Fri Oct 7 10:53:45 CEST 2011

On Fri, Oct 7, 2011 at 10:08 AM, Peer Stritzinger <peerst@REDACTED> wrote:
> On Thu, Oct 6, 2011 at 10:18 PM, Knut Nesheim <knutin@REDACTED> wrote:
> How do you trace a request across processes?  Do you need some id
> tagging of the messages etc?

Yes, this is done using "sequential tracing" offered by the VM. When
the entry point is executed, a trace token is explicitly set. When
this process messages another process, the message contains the trace
token and by receiving the message, the trace token is also set in the
receiving process. This is handled transparently by the VM, so there
is no need to instrument your own code other than calling a kprof
function to set the trace token in the entry point.

>
> Normal gen_server call like requests would probably work, but what
> about cast like messages.

These are also tagged by the VM and the trace token is also set in the
receiving process. However, as I'm interested in measuring runtime of
the actual request, the runtime of the process that received the cast
should not be included. The profile measures runtime in certain
functions, not processes (this could be changed).

>
> If I want to use kprof for protocol layers, where messages travel up
> and down the layers freely and a request after travelling down the
> layers is e.g. answered by a response from outside the system, which
> makes the top layer function call finally return.  Is it possible to
> trace requests like these without instrumenting all layers and/or the
> messages?

Yes, this is exactly my use case. As mentioned above, only the entry
point for the request needs to be instrumented. At the moment, it is
not possible to set a random trace token from within the matchspecs
(at least I could not figure out how to do it). If I could do that, no
instrumentation would be needed.

The profiler is built around the idea to profile each layer, by
specifying one or more functions that is called when the request
enters this layer. These functions must return, otherwise you cannot
know their runtime (gen_server for example is not implemented in this
way, so we can only profile the callbacks)

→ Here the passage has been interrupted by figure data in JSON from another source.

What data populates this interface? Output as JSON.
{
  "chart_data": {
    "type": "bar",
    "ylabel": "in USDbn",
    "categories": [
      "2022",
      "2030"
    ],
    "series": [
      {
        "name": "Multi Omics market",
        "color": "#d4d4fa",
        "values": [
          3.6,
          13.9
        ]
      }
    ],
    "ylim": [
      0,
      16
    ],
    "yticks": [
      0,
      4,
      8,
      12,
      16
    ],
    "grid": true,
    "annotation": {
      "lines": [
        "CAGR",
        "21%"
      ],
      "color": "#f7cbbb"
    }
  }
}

Here is an example of how you would configure kprof given a very
simple MVC architecture:

* http_handler:handle_request/1: entry point, sets the trace token,
when this returns the response to the webserver, the request is
complete
* business_logic:do_stuff/1
* db_access_layer:execute/1

If every request goes through these tiers, you would get a nice
overview of where you are spending time broken down per "tier". This
is already working.

The "tiers" is nothing more fancy than just a specific function to
profile, so you can do more fine grained stuff like this:

* http_handler:handle_request/1: entry point, sets trace token
* http_handler:request_validation/1
* http_interface:handle/1: business logic may start here
* state_server:handle_call/3: some process involved in the request,
keeping state, but not really a part of any tier
* external_system_lookup:execute/1
* stat_lib:regression/1: slow code doing lots of fancy calculation
* db_access_layer:get_key/1
* db_access_layer:put_key/1

With the above setup you would get the runtime stats for each request
per function you specify. For a function that is executed multiple
times within a request, you would get the total runtime (this might
require some work still)

As you can see, there is nothing really fancy in kprof. My goal is
just to put the pieces together, like sequential tracing, aggregation,
sampling, statistical analysis and being able to continuously run
inside your live system.

Regards
Knut